Fictions beyrouthines et autres citadines (10)

X


Dalal le croise de temps en temps dans son quartier. Il ne la reconnaît pas. Elle se souvient qu’il n’avait posé les yeux sur aucun d’eux mais qu’elle, au contraire, n’avait pas cessé de le voir, le regarder et chercher un brin d’humanité, particulièrement au dernier moment quand il avait levé son arme, parce qu’elle avait eu besoin de tenir une main et des yeux avant de mourir, même ceux du bourreau.

Elle ne sait pas ce qu’elle ressent quand il marche sur le trottoir, le pas lourd, un peu vieilli, un rien d’arrogance encore dans le port de tête, et qu’il la dépasse pour filer elle ne sait où. Aucun mot ne lui vient pour qualifier cette rencontre, cette présence qu’elle sait désormais à quelques rues de chez elle. Elle est interdite. Elle sent quelque chose comme une salissure se réveillant à son passage et un flot de pensées désordonnées. Elle craint les souvenirs qu’elle oublie certains jours où la lumière baigne, langoureuse, et qu’il s’agit de rire avec Elias.
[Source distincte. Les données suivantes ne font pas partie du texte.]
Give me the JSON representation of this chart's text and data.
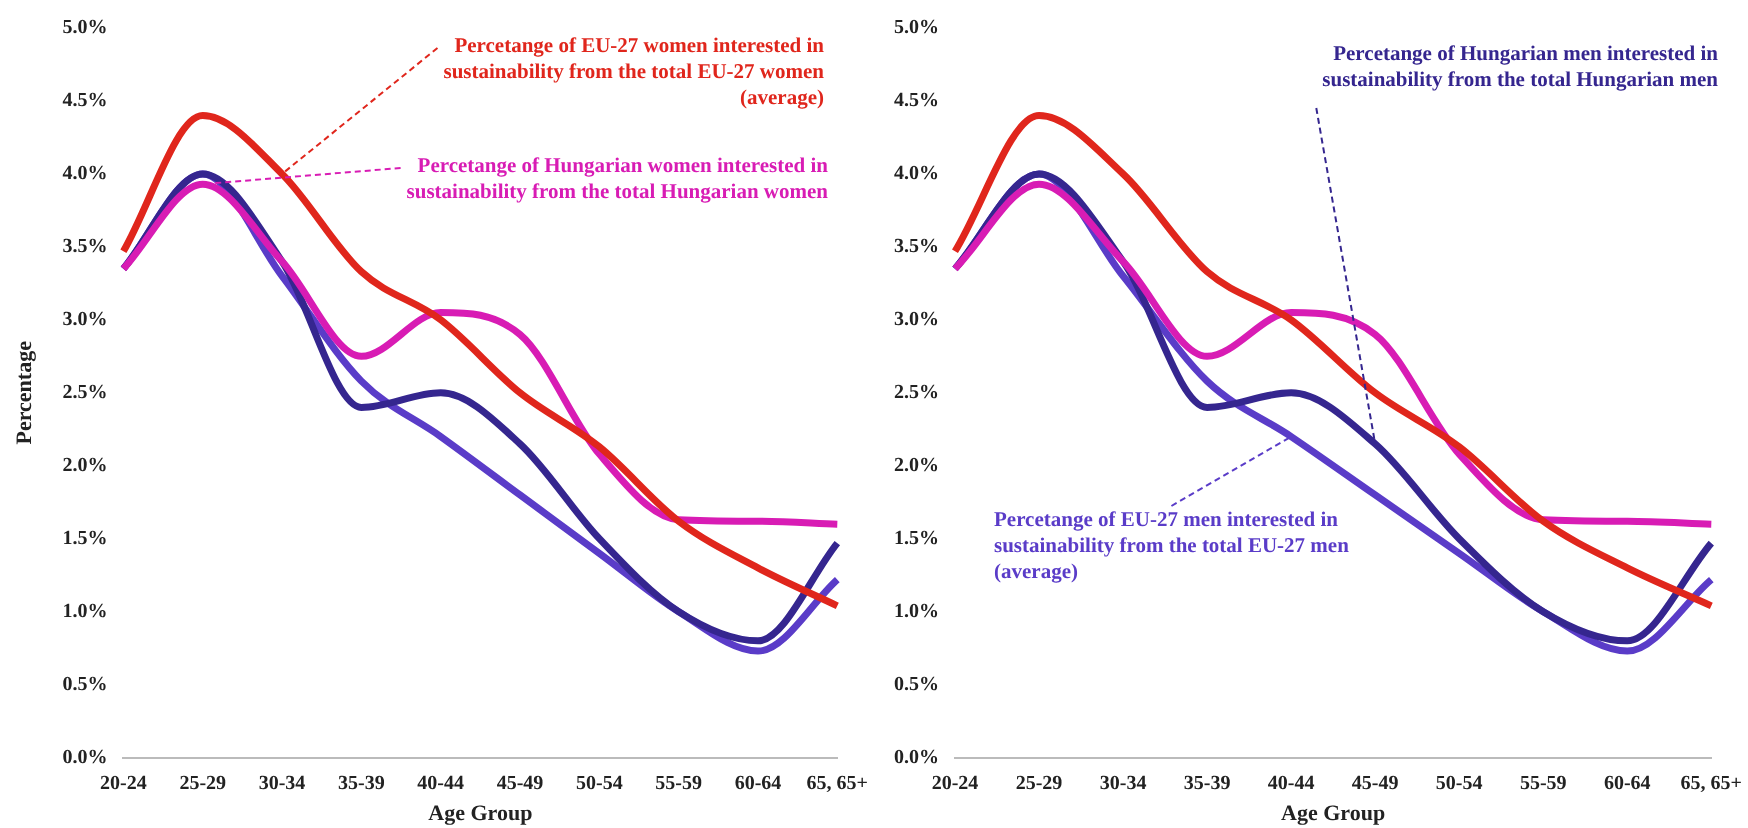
{
  "chart_data": [
    {
      "type": "line",
      "xlabel": "Age Group",
      "ylabel": "Percentage",
      "categories": [
        "20-24",
        "25-29",
        "30-34",
        "35-39",
        "40-44",
        "45-49",
        "50-54",
        "55-59",
        "60-64",
        "65, 65+"
      ],
      "series": [
        {
          "color": "#e0261c",
          "values": [
            3.47,
            4.4,
            4.0,
            3.33,
            3.0,
            2.5,
            2.13,
            1.62,
            1.3,
            1.04
          ]
        },
        {
          "color": "#d81cb4",
          "values": [
            3.35,
            3.93,
            3.4,
            2.75,
            3.05,
            2.9,
            2.08,
            1.63,
            1.62,
            1.6
          ]
        },
        {
          "color": "#35268f",
          "values": [
            3.35,
            4.0,
            3.4,
            2.4,
            2.5,
            2.15,
            1.5,
            1.0,
            0.8,
            1.47
          ]
        },
        {
          "color": "#5a3cc8",
          "values": [
            3.35,
            4.0,
            3.3,
            2.58,
            2.2,
            1.8,
            1.4,
            1.0,
            0.73,
            1.22
          ]
        }
      ],
      "ylim": [
        0,
        5
      ],
      "yticks": [
        {
          "value": 0,
          "label": "0.0%"
        },
        {
          "value": 0.5,
          "label": "0.5%"
        },
        {
          "value": 1,
          "label": "1.0%"
        },
        {
          "value": 1.5,
          "label": "1.5%"
        },
        {
          "value": 2,
          "label": "2.0%"
        },
        {
          "value": 2.5,
          "label": "2.5%"
        },
        {
          "value": 3,
          "label": "3.0%"
        },
        {
          "value": 3.5,
          "label": "3.5%"
        },
        {
          "value": 4,
          "label": "4.0%"
        },
        {
          "value": 4.5,
          "label": "4.5%"
        },
        {
          "value": 5,
          "label": "5.0%"
        }
      ],
      "grid": false,
      "legend": false,
      "marker": "none",
      "line_style": "solid",
      "annotations": [
        {
          "text": "Percetange of EU-27 women interested in sustainability from the total EU-27 women (average)",
          "x": "30-34",
          "y": 4.0
        },
        {
          "text": "Percetange of Hungarian women interested in sustainability from the total Hungarian women",
          "x": "25-29",
          "y": 3.93
        }
      ]
    },
    {
      "type": "line",
      "xlabel": "Age Group",
      "categories": [
        "20-24",
        "25-29",
        "30-34",
        "35-39",
        "40-44",
        "45-49",
        "50-54",
        "55-59",
        "60-64",
        "65, 65+"
      ],
      "series": [
        {
          "color": "#e0261c",
          "values": [
            3.47,
            4.4,
            4.0,
            3.33,
            3.0,
            2.5,
            2.13,
            1.62,
            1.3,
            1.04
          ]
        },
        {
          "color": "#d81cb4",
          "values": [
            3.35,
            3.93,
            3.4,
            2.75,
            3.05,
            2.9,
            2.08,
            1.63,
            1.62,
            1.6
          ]
        },
        {
          "color": "#35268f",
          "values": [
            3.35,
            4.0,
            3.4,
            2.4,
            2.5,
            2.15,
            1.5,
            1.0,
            0.8,
            1.47
          ]
        },
        {
          "color": "#5a3cc8",
          "values": [
            3.35,
            4.0,
            3.3,
            2.58,
            2.2,
            1.8,
            1.4,
            1.0,
            0.73,
            1.22
          ]
        }
      ],
      "ylim": [
        0,
        5
      ],
      "yticks": [
        {
          "value": 0,
          "label": "0.0%"
        },
        {
          "value": 0.5,
          "label": "0.5%"
        },
        {
          "value": 1,
          "label": "1.0%"
        },
        {
          "value": 1.5,
          "label": "1.5%"
        },
        {
          "value": 2,
          "label": "2.0%"
        },
        {
          "value": 2.5,
          "label": "2.5%"
        },
        {
          "value": 3,
          "label": "3.0%"
        },
        {
          "value": 3.5,
          "label": "3.5%"
        },
        {
          "value": 4,
          "label": "4.0%"
        },
        {
          "value": 4.5,
          "label": "4.5%"
        },
        {
          "value": 5,
          "label": "5.0%"
        }
      ],
      "grid": false,
      "legend": false,
      "marker": "none",
      "line_style": "solid",
      "annotations": [
        {
          "text": "Percetange of Hungarian men interested in sustainability from the total Hungarian men",
          "x": "45-49",
          "y": 2.15
        },
        {
          "text": "Percetange of EU-27 men interested in sustainability from the total EU-27 men (average)",
          "x": "40-44",
          "y": 2.2
        }
      ]
    }
  ]
}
C’est la nuit que lui vient la fureur. C’est la nuit qu’elle prend les armes à son tour. C’est la nuit qu’elle l’enferme et lui crie de dire enfin tout ce qu’il a tué et brûlé, faire l’inventaire précis de chaque jour et compter le nombre de corps. Elle fait alors effort pour sortir de ces pensées, de son impuissance à demander justice. Elias qui dort près d’elle n’y peut rien. Tout l’amour du monde non plus. Elle s’endort à l’aube quand le jour s’annonce dans le brouhaha de la rue, un rappel du va et vient souriant d’une sorte de paix. Il faudrait renverser la tentation de la vengeance, se pencher vers la terre, y poser son front et lui reconnaître la même condition que soi, être en un lieu toujours, mobile et sans trouble.
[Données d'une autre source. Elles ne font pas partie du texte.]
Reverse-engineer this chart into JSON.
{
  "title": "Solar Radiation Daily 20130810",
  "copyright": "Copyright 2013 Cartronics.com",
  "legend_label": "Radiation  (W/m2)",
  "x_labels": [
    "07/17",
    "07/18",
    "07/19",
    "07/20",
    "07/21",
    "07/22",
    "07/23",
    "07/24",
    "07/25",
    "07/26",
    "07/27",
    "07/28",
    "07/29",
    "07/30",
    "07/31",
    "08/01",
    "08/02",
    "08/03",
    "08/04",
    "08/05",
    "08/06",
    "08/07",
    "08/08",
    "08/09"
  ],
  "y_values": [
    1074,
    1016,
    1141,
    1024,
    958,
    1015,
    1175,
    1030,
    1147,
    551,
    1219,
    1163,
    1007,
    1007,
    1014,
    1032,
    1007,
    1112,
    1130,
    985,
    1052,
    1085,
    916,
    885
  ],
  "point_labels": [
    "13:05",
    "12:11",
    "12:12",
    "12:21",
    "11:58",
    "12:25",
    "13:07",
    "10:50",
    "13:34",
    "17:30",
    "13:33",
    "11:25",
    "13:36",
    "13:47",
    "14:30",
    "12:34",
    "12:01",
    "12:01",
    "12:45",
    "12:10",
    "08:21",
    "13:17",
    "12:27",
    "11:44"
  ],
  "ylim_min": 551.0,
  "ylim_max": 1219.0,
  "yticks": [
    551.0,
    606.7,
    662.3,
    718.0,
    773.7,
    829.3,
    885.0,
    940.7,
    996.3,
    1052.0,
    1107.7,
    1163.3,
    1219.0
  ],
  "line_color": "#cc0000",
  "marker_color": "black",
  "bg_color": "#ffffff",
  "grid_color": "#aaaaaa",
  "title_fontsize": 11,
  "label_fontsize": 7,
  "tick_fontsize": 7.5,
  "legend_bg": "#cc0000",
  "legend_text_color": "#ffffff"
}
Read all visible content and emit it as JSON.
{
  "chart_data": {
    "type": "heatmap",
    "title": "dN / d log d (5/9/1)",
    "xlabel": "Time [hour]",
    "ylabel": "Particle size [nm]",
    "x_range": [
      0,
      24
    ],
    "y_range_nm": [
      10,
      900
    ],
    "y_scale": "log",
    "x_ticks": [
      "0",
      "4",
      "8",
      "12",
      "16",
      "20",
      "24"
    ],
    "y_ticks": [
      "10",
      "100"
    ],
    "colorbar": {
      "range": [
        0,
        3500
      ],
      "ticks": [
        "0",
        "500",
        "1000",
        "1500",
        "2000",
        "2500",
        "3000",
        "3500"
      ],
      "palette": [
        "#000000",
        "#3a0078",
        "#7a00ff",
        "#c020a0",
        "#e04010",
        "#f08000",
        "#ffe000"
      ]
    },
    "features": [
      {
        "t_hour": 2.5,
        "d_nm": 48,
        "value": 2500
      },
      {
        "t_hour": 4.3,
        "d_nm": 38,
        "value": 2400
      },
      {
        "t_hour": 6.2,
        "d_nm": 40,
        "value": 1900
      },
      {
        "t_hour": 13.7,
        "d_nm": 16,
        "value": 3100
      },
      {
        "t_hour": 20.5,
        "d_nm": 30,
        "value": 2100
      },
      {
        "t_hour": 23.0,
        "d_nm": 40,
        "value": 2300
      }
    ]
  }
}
Dans le matin enfin, Dalal reçoit les bourdonnements beyrouthins, la chaleur du printemps, les éclats de la mer sortie des tempêtes hivernales, et la rapidité des voitures tel un reste envahissant des combats ; elle entend tous ces bruits à la manière d’une vierge qui n’aurait rien connu du monde. Elle oublie sans oublier. Elle vit et se surprend à sourire et rêver, à sentir la brise venue du sud, à capter les grains de sable du ciel. Elle ira déjeuner à Manara avec Shérine. Puis les bras d’Elias finiront d’effacer la rage de la nuit.

Comment se tenir entre la blessure éternelle et la quiétude présente ?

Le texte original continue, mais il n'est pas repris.